İNSANLIĞI UNUTTUK BİZ

Belki de her şeye sevmeyi unutmakla başladık... Sonra unuttuk işte Yaşamayı unuttuk, Nefes almayı unuttuk Adaleti unuttuk Kul hakkını unuttuk Ve bir gün geldi insan olduğumuzu da unuttuk biz. Nasıl mı ? Görüyoruz ki sıradan insanlara

Abone Ol

Belki de her şeye sevmeyi unutmakla başladık...

Sonra unuttuk işte

Yaşamayı unuttuk,

Nefes almayı unuttuk

Adaleti unuttuk

Kul hakkını unuttuk

Ve bir gün geldi

insan olduğumuzu da unuttuk biz.

Nasıl mı ?

Görüyoruz ki sıradan insanlara "yasak" olanların, büyük adamlara "yasal" olmasındaki kural bu dünyada hiç değişmedi.

Zalimin kanunu. Mazlumun kaderi olmuş.

O yüzden zalimlerin iki eli cebinde. Mazlumların iki eli hep dizinde.

Neden derseniz ?

Çünkü artık İnsanlar birbirinin hayatına hayat katmayı kendine yediremiyor. Ne bulursa kendi yiyor, Bulamazsa birilerinin hakkını yiyor. Öyle bir duruma gelindi ki iyilikler bile kötülüklerden korkar oldu. insanlık ayaklar altında dolaşıyor artık. Masumiyete bile sırtını dönecek duruma geldi insanlık. En başta da çirkinliğin simgesi klasik söylemleri menfaatlerimiz derler. Bugünde yarında hiç kimseye söz hakkı vermeyeceği gibi başka bir ihtimali de düşünmüyorlar maalesef.! Biz bu yapılanlara utancın gerçekleri diyoruz ama zalimlerde menfaat ve çıkarlarından başka bir cümleyi akıllarına getirmiyorlar.

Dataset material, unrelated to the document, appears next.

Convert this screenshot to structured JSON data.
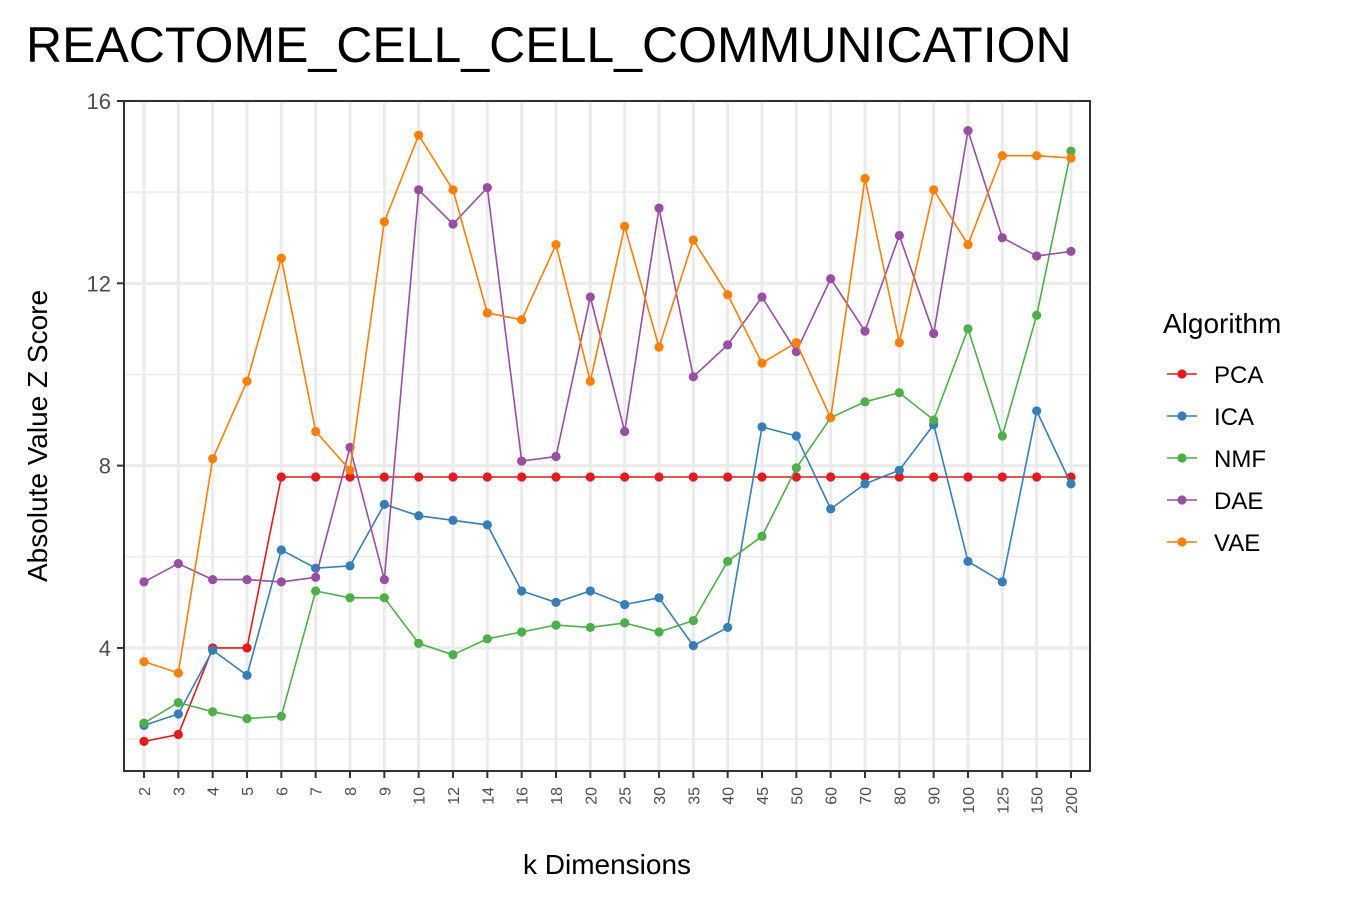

Çünkü onların kara kutusundan "Aydınlık yarınların" çıkacağı beklentisinin boş olduğu, zalim olmakla, insan olmak arasındaki tercihini yanlış kullananların öne çıkacağı bir dünyadayız artık.

Sonuç olarak sadece güce değil, duruşun da itibarına olacak alkışlarımız ve minnettarlığımız. Eğer görebilirsek tabi,

Peki ne yapılabilir bu durumda; Birilerinin ölümüyle beslenen ruhsuz insancıklara inat aslında yaşamanın direnmek ve haykırmak olduğunu, yaşanılması mümkün görülmeyen insanlık dışı muameleye gözlerini ve kulaklarını kapatıp görmek ve duymak istemeyene bunu göstermek.

Birlikte diğerini yok etmeden var oluna bilineceğini haykırmak ve güzel bir dünya inşa etmeye çabalamaktır. Yada şu kural, kaide, hak, hukuk ve adalet tanımayan insancıklara şu öğüdü verebilmektir.

Herkesin ayağı takılır.

Sizin de takılabilir.

O zaman ağlamak yok!

Sizler başkalarına nasıl baktıysanız.

Size de öyle bakılacak.

Canı yandığında ağlamayacak kadar aciz olmayan var mı? Bu hep hatırlatılacak onlara

Yada Hacı Bektaş-i Veli’nin dediği gibi;

Sevgi varken nefret niye,

Barış varken savaş niye

Kardeşlik varken didişmek niye

Dostluk varken düşmanlık niye

Hoşgörü varken bağnazlık niye,

Özgürlük varken tutsaklık niye,

Adalet varken, haksızlık niye?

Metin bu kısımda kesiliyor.